Thread

  1. Re: Sending unflushed WAL in physical replication

    Rahila Syed <rahilasyed90@gmail.com> — 2025-09-30T04:41:18Z

    Hi,
    
    
    
    > At the high level idea LGTM.
    >
    >
    
    Thank you for looking into it.
    
    
    >> Observations from the benchmark:
    >> 1. The patch improves TPS by ~13% in the sync replication setup.
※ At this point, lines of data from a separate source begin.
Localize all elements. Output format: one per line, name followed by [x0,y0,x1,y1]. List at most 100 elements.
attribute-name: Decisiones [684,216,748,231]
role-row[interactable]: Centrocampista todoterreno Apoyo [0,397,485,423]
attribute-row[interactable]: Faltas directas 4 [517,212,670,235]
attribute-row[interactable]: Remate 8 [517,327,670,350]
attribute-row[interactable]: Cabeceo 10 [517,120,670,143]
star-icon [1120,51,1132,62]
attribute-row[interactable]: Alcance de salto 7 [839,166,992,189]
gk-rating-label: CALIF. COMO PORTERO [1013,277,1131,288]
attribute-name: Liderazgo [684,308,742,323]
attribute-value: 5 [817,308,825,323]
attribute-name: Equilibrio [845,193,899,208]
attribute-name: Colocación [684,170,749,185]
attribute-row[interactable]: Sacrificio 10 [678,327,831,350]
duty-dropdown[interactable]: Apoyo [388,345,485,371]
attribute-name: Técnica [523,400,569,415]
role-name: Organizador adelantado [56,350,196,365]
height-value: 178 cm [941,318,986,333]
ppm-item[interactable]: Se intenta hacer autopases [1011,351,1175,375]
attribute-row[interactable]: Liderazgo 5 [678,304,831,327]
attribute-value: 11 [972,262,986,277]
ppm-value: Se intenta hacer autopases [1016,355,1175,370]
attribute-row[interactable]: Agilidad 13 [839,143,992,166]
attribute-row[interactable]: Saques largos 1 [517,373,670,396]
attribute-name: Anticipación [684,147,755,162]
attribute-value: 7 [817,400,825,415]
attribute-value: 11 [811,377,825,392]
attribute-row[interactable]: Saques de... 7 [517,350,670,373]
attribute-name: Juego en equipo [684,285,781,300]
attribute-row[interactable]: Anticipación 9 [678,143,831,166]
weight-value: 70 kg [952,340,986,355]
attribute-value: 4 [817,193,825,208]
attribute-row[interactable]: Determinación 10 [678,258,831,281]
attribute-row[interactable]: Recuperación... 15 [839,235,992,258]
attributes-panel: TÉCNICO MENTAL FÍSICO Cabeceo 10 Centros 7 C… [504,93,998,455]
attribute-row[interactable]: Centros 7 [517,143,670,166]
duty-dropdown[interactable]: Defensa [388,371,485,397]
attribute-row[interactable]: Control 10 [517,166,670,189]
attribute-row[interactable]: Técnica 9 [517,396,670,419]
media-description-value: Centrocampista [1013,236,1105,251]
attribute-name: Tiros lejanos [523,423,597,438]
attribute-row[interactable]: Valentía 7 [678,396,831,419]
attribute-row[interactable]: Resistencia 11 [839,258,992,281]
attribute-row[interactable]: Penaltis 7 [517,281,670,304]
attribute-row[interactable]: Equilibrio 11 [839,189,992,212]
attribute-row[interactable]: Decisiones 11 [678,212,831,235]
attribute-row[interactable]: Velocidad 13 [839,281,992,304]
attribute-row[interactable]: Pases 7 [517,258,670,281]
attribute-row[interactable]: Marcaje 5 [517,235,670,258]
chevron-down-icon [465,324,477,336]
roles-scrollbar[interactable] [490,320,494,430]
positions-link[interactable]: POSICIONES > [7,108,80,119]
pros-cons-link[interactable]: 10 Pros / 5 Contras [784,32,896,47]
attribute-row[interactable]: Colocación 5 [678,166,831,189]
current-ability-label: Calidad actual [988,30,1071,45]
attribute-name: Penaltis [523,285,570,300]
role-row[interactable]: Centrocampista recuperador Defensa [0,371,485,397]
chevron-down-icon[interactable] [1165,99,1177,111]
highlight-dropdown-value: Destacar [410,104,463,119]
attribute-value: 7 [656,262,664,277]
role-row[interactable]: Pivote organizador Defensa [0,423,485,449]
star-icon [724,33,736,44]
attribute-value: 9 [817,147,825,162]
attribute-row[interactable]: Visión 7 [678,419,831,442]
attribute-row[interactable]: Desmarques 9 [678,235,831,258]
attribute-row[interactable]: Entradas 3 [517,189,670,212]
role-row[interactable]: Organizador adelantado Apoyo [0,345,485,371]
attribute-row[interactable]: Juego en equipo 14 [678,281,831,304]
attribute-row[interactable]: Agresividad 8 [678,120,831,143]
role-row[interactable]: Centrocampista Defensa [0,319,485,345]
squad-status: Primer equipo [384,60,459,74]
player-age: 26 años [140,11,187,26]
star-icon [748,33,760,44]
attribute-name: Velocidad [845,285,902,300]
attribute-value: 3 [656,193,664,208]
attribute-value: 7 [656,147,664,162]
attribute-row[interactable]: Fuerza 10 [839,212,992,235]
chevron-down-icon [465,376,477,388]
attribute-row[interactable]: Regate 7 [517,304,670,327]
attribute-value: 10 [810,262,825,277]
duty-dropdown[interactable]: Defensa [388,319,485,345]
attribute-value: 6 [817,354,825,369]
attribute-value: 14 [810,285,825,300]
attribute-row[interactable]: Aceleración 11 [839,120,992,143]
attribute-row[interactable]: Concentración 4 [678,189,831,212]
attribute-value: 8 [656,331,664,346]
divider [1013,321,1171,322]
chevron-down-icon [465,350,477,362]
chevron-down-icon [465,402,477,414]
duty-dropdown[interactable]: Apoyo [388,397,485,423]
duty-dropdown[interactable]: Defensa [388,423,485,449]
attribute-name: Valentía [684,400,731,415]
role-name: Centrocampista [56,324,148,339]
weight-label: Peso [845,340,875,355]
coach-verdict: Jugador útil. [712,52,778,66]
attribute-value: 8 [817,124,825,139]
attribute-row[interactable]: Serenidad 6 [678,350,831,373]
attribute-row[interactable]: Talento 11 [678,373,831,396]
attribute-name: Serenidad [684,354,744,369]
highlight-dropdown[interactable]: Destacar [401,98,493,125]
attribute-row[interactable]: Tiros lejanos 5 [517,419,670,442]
In
    >> repeated runs,
    >> I see that the TPS increase is anywhere between 5% to 13% .
    >> 2. WAL sender reads significantly less WAL from disk, indicating more
    >> efficient use
    >> of WAL buffers and reduced disk I/O
    >>
    >
    > Can you please measure the transaction commit latency improvement as well.
    > Commit latency = Primary_Disk_Flush_time +  Standby_disk_fluish_time +
    > network_roundtrip_time
    >
    >
    
    The pgbench average latency should capture this, since it measures the time
    from
    the start to the end of a transaction. In synchronous replication, each
    transaction waits
    for write confirmation from the standby before commiting, and that
    additional wait time is
    included in the latency measurement. I will post that with the next
    benchmark results.
    
    What happens in crash recovery scenarios? For example, when a standby crash
    > restart,
    > it replays until the end of WAL. In this case, it may end up replaying WAL
    > that was
    > never flushed on the primary (if primary does a crash recovery).
    > Shouldn't archive on standby not upload WAL before WAL gets flushed on the
    > primary?
    > Same applicable for pg_receivewal.
    >
    
    The current solution isn’t sufficient for situations where we rely solely
    on the WAL files to identify
    what needs to be replayed. In these cases, we need to either write the
    unflushed WAL data to a buffer and
    then to temporary files until the primary flush occurs or store the flush
    pointer so that the recovery process
    knows up to which point it should replay the WAL.
    
    As mentioned in the TODO section of my previous email, I am currently
    working on a more robust method to
    manage unflushed WAL on the receiver. The goal is to ensure this does not
    disrupt recovery or affect tools that
    expect the WAL files on standby to only contain WAL records that have
    already been flushed on the primary.
    
    Thank you,
    Rahila Syed